Une étape vers l’indépendance ? C’est à voir, pour le moins. D’abord parce ce sont les autonomistes qui dominent la vie politique, non les nationalistes. Ensuite parce que l’histoire de la Corse, depuis les années 1960, montre que la voie armée choisie un temps par certains Corses n’a rien donné. C’est le suffrage universel qui a obligé Paris à rechercher des solutions de compromis. L’attentat, l’assassinat, outre leur immoralité intrinsèque, n’ont fait que raidir les autorités républicaines. La victoire électorale, seule, conduit à l’évolution.
Enfin, beaucoup de Corses estiment que la séparation d’avec la France leur apporterait sans doute plus de maux que de biens. C’est un fait : la Corse dépend encore du continent, au moins sur le plan économique. Dès lors l’autonomie dans la République est la seule solution.

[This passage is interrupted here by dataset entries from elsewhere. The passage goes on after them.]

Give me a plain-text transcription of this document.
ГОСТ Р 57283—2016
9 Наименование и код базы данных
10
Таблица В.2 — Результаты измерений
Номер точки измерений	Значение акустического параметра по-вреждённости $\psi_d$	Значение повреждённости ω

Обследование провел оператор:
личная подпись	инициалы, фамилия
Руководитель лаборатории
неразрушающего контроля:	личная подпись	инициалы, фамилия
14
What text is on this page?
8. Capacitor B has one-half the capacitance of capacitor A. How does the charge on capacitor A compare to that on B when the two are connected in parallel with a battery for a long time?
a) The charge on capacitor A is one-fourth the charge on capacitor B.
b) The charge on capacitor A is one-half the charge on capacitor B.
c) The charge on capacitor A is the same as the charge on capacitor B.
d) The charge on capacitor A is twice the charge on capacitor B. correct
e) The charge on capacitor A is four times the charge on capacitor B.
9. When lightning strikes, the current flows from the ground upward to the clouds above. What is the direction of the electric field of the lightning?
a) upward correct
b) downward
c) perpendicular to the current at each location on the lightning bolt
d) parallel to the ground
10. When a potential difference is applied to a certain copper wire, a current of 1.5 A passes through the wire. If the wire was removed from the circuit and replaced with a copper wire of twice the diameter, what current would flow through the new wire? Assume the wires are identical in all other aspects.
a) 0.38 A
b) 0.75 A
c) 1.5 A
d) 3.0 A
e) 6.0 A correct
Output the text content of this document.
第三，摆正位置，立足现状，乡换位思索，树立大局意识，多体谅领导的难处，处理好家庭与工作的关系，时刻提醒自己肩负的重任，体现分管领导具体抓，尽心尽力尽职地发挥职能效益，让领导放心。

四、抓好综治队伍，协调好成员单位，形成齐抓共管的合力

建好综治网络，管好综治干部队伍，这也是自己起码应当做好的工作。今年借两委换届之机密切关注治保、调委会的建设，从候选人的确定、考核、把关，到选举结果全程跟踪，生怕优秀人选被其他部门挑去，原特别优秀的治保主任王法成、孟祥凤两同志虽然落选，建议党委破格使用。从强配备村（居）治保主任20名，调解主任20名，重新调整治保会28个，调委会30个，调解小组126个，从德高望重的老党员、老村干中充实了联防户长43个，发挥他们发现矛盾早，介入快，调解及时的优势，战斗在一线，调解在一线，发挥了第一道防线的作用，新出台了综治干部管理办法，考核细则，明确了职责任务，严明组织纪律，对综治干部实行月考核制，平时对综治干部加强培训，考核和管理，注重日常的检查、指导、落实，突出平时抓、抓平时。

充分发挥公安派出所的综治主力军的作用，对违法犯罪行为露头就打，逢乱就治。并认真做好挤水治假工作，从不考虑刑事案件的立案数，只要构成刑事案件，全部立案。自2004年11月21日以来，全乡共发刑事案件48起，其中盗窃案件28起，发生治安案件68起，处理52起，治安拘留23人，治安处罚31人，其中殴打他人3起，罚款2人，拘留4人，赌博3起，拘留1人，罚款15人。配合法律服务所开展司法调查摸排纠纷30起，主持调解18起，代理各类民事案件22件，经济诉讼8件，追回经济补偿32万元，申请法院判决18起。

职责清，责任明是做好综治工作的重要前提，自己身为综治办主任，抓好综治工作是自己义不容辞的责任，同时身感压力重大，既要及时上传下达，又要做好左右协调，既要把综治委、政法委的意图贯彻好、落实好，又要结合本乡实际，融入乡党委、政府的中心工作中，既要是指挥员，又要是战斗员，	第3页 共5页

Un seul exemple : le « statut de résident corse », réclamé par les nationalistes, revient à instaurer en Corse la « préférence nationale » chère au Rassemblement national en métropole. Précédent pour le moins dangereux…
Au lieu de choisir le repli nationaliste, la Corse a tout intérêt à participer, à sa manière, avec les autres régions du continent, à l’évolution française vers l’instauration d’une République moins jacobine, et de plus en plus girondine.